As it turned out the caller’s next door neighbours and her husband were British. Clearly we get the picture the police are investigating a crime in a foreign enclave in the heart of Pattaya. The British wife informed the police that an unknown Thai man was hiding in one of their closets. It may be a British ritual to go through your closets at four in the morning just to see who might be hiding inside. In any event, the police entered the house and confirmed that indeed a Mr. Pumsit, age 29, a local man, was hiding in the British woman’s closet.
The police pulled Mr. Pumsit out of the closet (so to speak) and asked what he was doing in the farang’s closet? He replied that he hid in the closet because he was afraid of the police. There was an honest answer if there ever was one. The report doesn’t elaborate why he chose this particular house and closet to avoid being frightened by the police. Mr. Pumsit insisted he wasn’t a thief.

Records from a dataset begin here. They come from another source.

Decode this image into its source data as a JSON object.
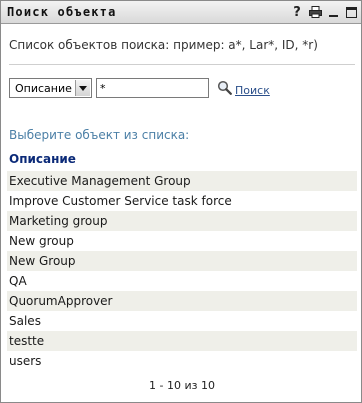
{
  "window": {
    "title": "Поиск объекта",
    "help_label": "?"
  },
  "hint": "Список объектов поиска: пример: a*, Lar*, ID, *r)",
  "search": {
    "attribute_selected": "Описание",
    "query_value": "*",
    "button_label": "Поиск"
  },
  "results": {
    "prompt": "Выберите объект из списка:",
    "column_header": "Описание",
    "items": [
      "Executive Management Group",
      "Improve Customer Service task force",
      "Marketing group",
      "New group",
      "New Group",
      "QA",
      "QuorumApprover",
      "Sales",
      "testte",
      "users"
    ],
    "pager": "1 - 10 из 10"
  },
  "colors": {
    "row_stripe": "#efefe9",
    "header_text": "#0b2a78",
    "prompt_text": "#4b7fa6",
    "link": "#2b4f8a"
  },
  "icons": [
    "help-icon",
    "print-icon",
    "minimize-icon",
    "maximize-icon",
    "search-icon"
  ]
}
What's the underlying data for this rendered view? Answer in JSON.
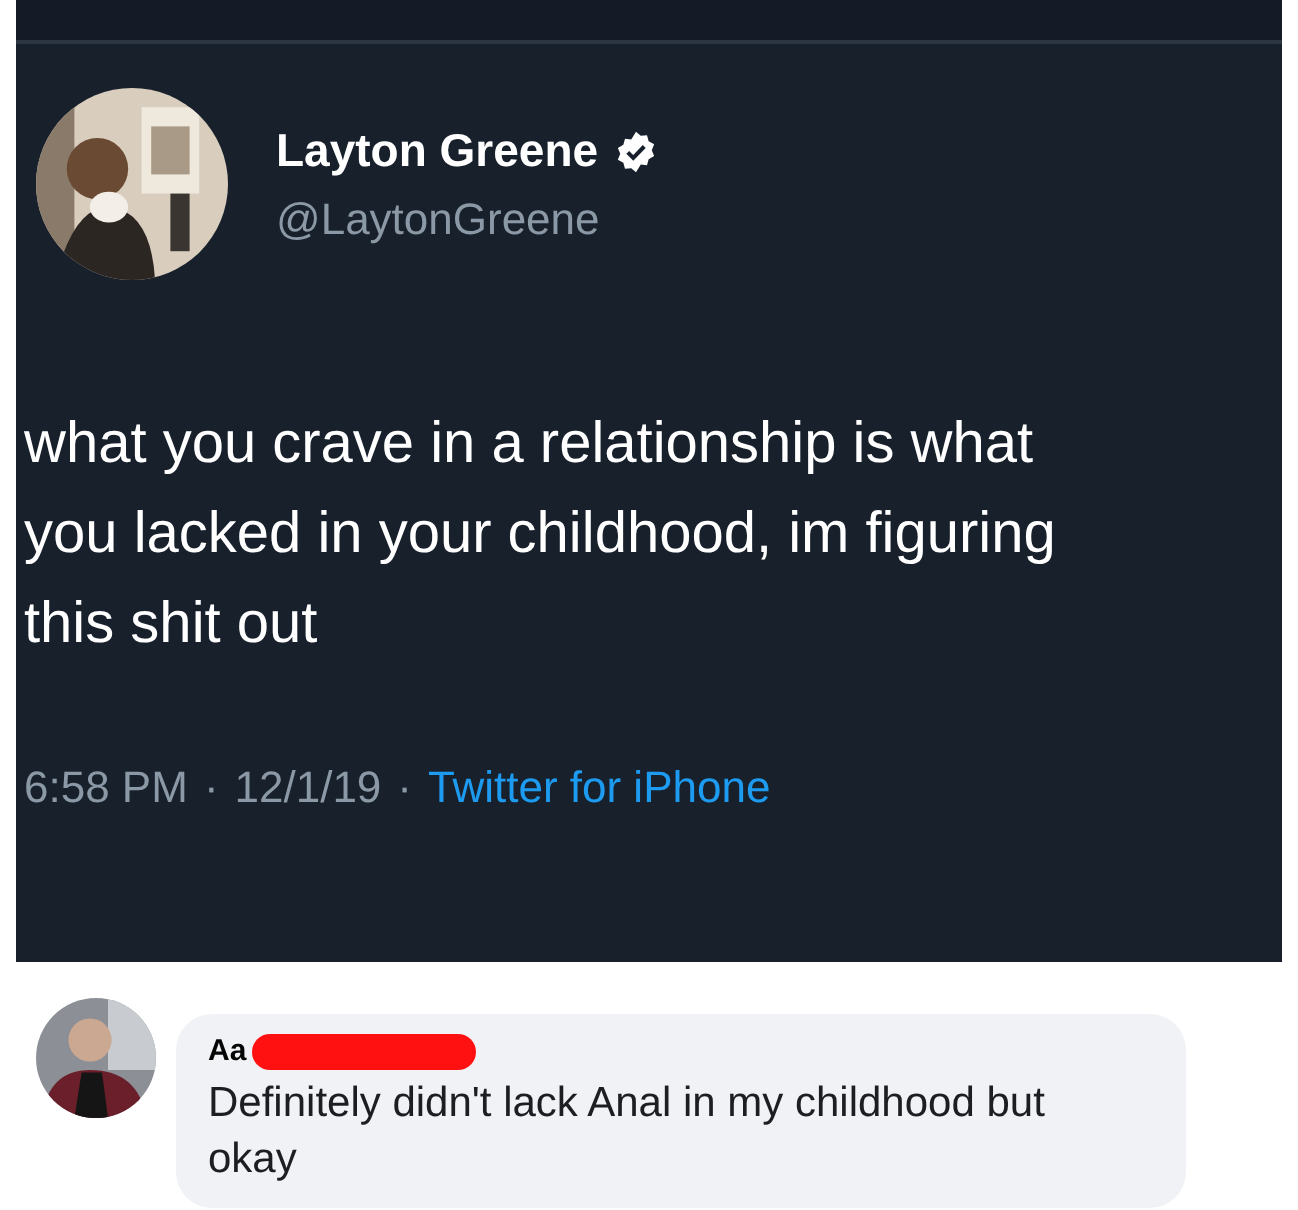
{
  "tweet": {
    "author": {
      "name": "Layton Greene",
      "handle": "@LaytonGreene",
      "verified": true
    },
    "text": "what you crave in a relationship is what you lacked in your childhood, im figuring this shit out",
    "time": "6:58 PM",
    "separator_1": "·",
    "date": "12/1/19",
    "separator_2": "·",
    "source": "Twitter for iPhone"
  },
  "comment": {
    "author": {
      "name": "Aa",
      "redacted": true
    },
    "text": "Definitely didn't lack Anal in my childhood but okay"
  }
}
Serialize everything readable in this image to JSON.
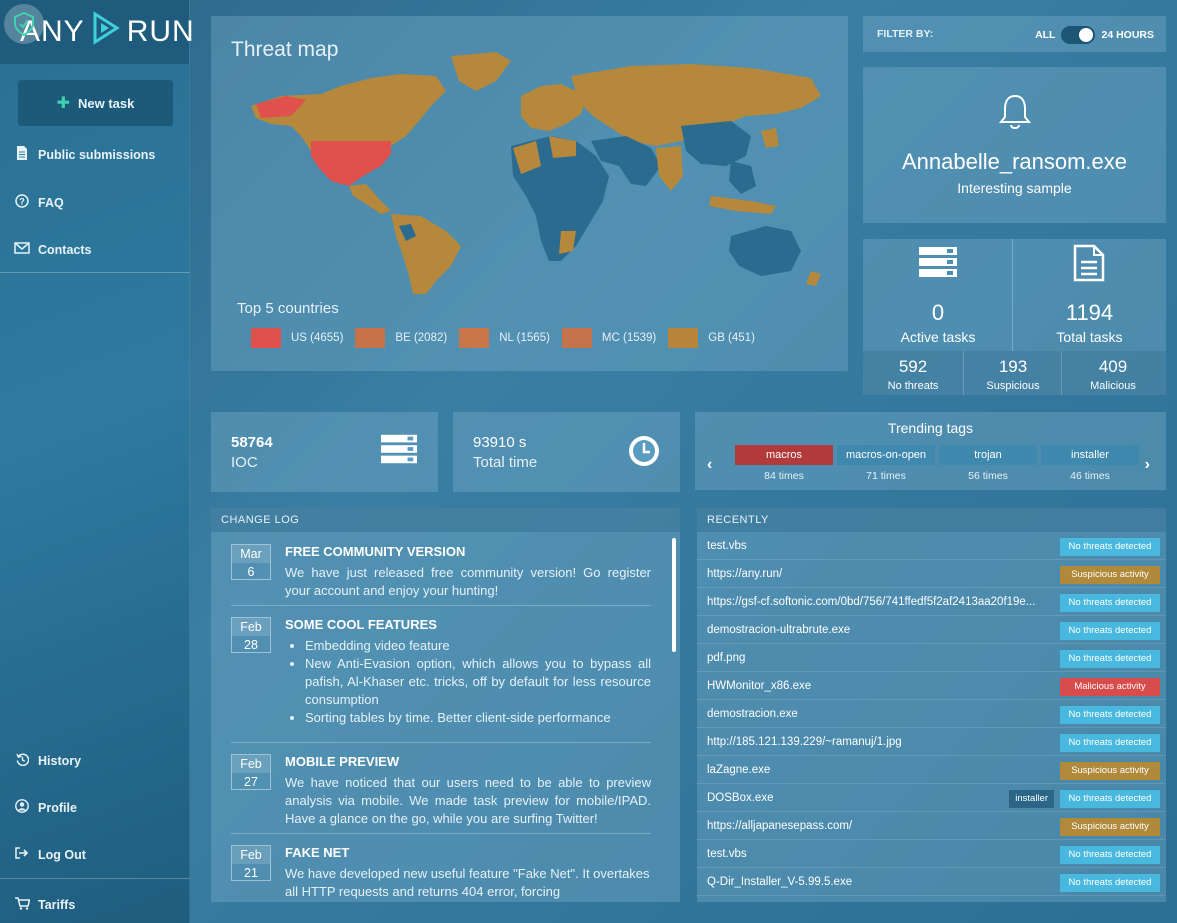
{
  "brand": {
    "logo_left": "ANY",
    "logo_right": "RUN"
  },
  "sidebar": {
    "new_task": "New task",
    "items": [
      {
        "label": "Public submissions",
        "icon": "file-icon"
      },
      {
        "label": "FAQ",
        "icon": "question-icon"
      },
      {
        "label": "Contacts",
        "icon": "mail-icon"
      }
    ],
    "bottom": [
      {
        "label": "History",
        "icon": "history-icon"
      },
      {
        "label": "Profile",
        "icon": "user-icon"
      },
      {
        "label": "Log Out",
        "icon": "logout-icon"
      },
      {
        "label": "Tariffs",
        "icon": "cart-icon"
      }
    ]
  },
  "threat_map": {
    "title": "Threat map",
    "top_label": "Top 5 countries",
    "countries": [
      {
        "label": "US (4655)",
        "color": "#e0504c"
      },
      {
        "label": "BE (2082)",
        "color": "#c8724a"
      },
      {
        "label": "NL (1565)",
        "color": "#c8764a"
      },
      {
        "label": "MC (1539)",
        "color": "#c4744a"
      },
      {
        "label": "GB (451)",
        "color": "#b8853c"
      }
    ]
  },
  "filter": {
    "label": "FILTER BY:",
    "left": "ALL",
    "right": "24 HOURS"
  },
  "sample": {
    "name": "Annabelle_ransom.exe",
    "sub": "Interesting sample"
  },
  "stats": {
    "active_num": "0",
    "active_label": "Active tasks",
    "total_num": "1194",
    "total_label": "Total tasks",
    "no_threats_num": "592",
    "no_threats_label": "No threats",
    "suspicious_num": "193",
    "suspicious_label": "Suspicious",
    "malicious_num": "409",
    "malicious_label": "Malicious"
  },
  "ioc": {
    "num": "58764",
    "label": "IOC"
  },
  "time": {
    "num": "93910 s",
    "label": "Total time"
  },
  "trending": {
    "title": "Trending tags",
    "tags": [
      {
        "name": "macros",
        "count": "84 times"
      },
      {
        "name": "macros-on-open",
        "count": "71 times"
      },
      {
        "name": "trojan",
        "count": "56 times"
      },
      {
        "name": "installer",
        "count": "46 times"
      }
    ]
  },
  "changelog": {
    "title": "CHANGE LOG",
    "items": [
      {
        "month": "Mar",
        "day": "6",
        "title": "FREE COMMUNITY VERSION",
        "text": "We have just released free community version! Go register your account and enjoy your hunting!"
      },
      {
        "month": "Feb",
        "day": "28",
        "title": "SOME COOL FEATURES",
        "bullets": [
          "Embedding video feature",
          "New Anti-Evasion option, which allows you to bypass all pafish, Al-Khaser etc. tricks, off by default for less resource consumption",
          "Sorting tables by time. Better client-side performance"
        ]
      },
      {
        "month": "Feb",
        "day": "27",
        "title": "MOBILE PREVIEW",
        "text": "We have noticed that our users need to be able to preview analysis via mobile. We made task preview for mobile/IPAD. Have a glance on the go, while you are surfing Twitter!"
      },
      {
        "month": "Feb",
        "day": "21",
        "title": "FAKE NET",
        "text": "We have developed new useful feature \"Fake Net\". It overtakes all HTTP requests and returns 404 error, forcing"
      }
    ]
  },
  "recently": {
    "title": "RECENTLY",
    "rows": [
      {
        "name": "test.vbs",
        "status": "No threats detected",
        "kind": "clean"
      },
      {
        "name": "https://any.run/",
        "status": "Suspicious activity",
        "kind": "sus"
      },
      {
        "name": "https://gsf-cf.softonic.com/0bd/756/741ffedf5f2af2413aa20f19e...",
        "status": "No threats detected",
        "kind": "clean"
      },
      {
        "name": "demostracion-ultrabrute.exe",
        "status": "No threats detected",
        "kind": "clean"
      },
      {
        "name": "pdf.png",
        "status": "No threats detected",
        "kind": "clean"
      },
      {
        "name": "HWMonitor_x86.exe",
        "status": "Malicious activity",
        "kind": "mal"
      },
      {
        "name": "demostracion.exe",
        "status": "No threats detected",
        "kind": "clean"
      },
      {
        "name": "http://185.121.139.229/~ramanuj/1.jpg",
        "status": "No threats detected",
        "kind": "clean"
      },
      {
        "name": "laZagne.exe",
        "status": "Suspicious activity",
        "kind": "sus"
      },
      {
        "name": "DOSBox.exe",
        "status": "No threats detected",
        "kind": "clean",
        "tag": "installer"
      },
      {
        "name": "https://alljapanesepass.com/",
        "status": "Suspicious activity",
        "kind": "sus"
      },
      {
        "name": "test.vbs",
        "status": "No threats detected",
        "kind": "clean"
      },
      {
        "name": "Q-Dir_Installer_V-5.99.5.exe",
        "status": "No threats detected",
        "kind": "clean"
      }
    ]
  }
}
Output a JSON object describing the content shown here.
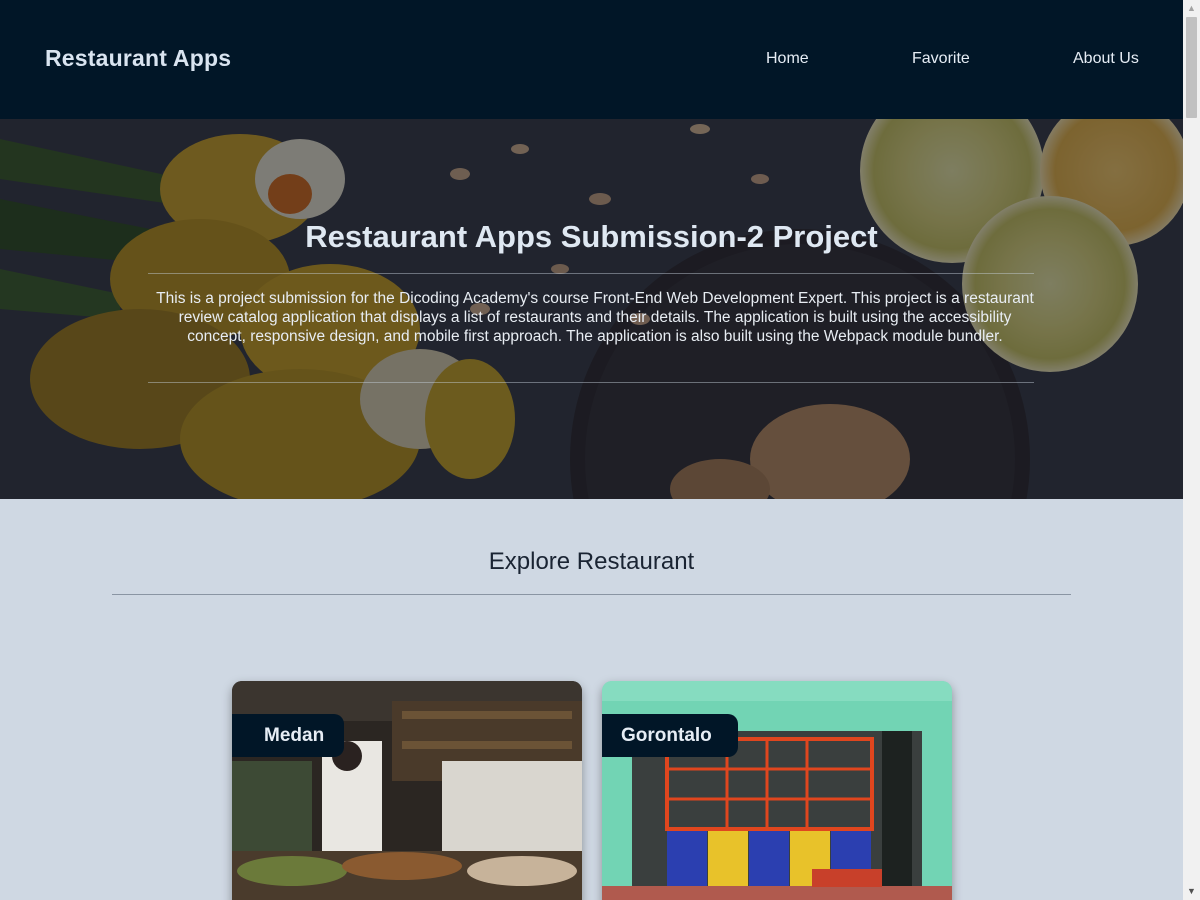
{
  "header": {
    "brand": "Restaurant Apps",
    "nav": [
      "Home",
      "Favorite",
      "About Us"
    ]
  },
  "hero": {
    "title": "Restaurant Apps Submission-2 Project",
    "description": "This is a project submission for the Dicoding Academy's course Front-End Web Development Expert. This project is a restaurant review catalog application that displays a list of restaurants and their details. The application is built using the accessibility concept, responsive design, and mobile first approach. The application is also built using the Webpack module bundler."
  },
  "explore": {
    "title": "Explore Restaurant",
    "cards": [
      {
        "city": "Medan"
      },
      {
        "city": "Gorontalo"
      }
    ]
  },
  "colors": {
    "app_bar": "#011627",
    "page_bg": "#cfd8e3"
  },
  "scrollbar": {
    "up_icon": "triangle-up-icon",
    "down_icon": "triangle-down-icon"
  }
}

What Mr. Pumsit didn’t have an answer for was why he had painted his right thumbnail and his right big toe with red nail polish. It is unclear how the police discovered that the right big toe was painted red. But never mind, Mr. Pumsit was in trouble enough. In Thailand, everyone has a nickname. Normally a nickname is bestowed at birth by one’s parents, a monk, a relative or an elder. Thai nicknames (like official names) are known to be changed (though far less frequently than real names), and, if need be, updated to take into account more recent developments.
That is how Mr. Pumsit became known by the name “Red Nails.” One of the first types of punishment is humiliation. Being caught in a British woman’s closet with a thumbnail and big toe nail painted red, meant quite simply Mr. Pumsit’s life and identity has forever been changed.
By the way, the Pattaya police are convinced that Red Nails didn’t act alone. They were seeking to find his accomplices. The tip off, no doubt, was that Red Nails was right-handed. There was no way a right-handed man could have made such an artful and delicate painting job on his own right thumbnail.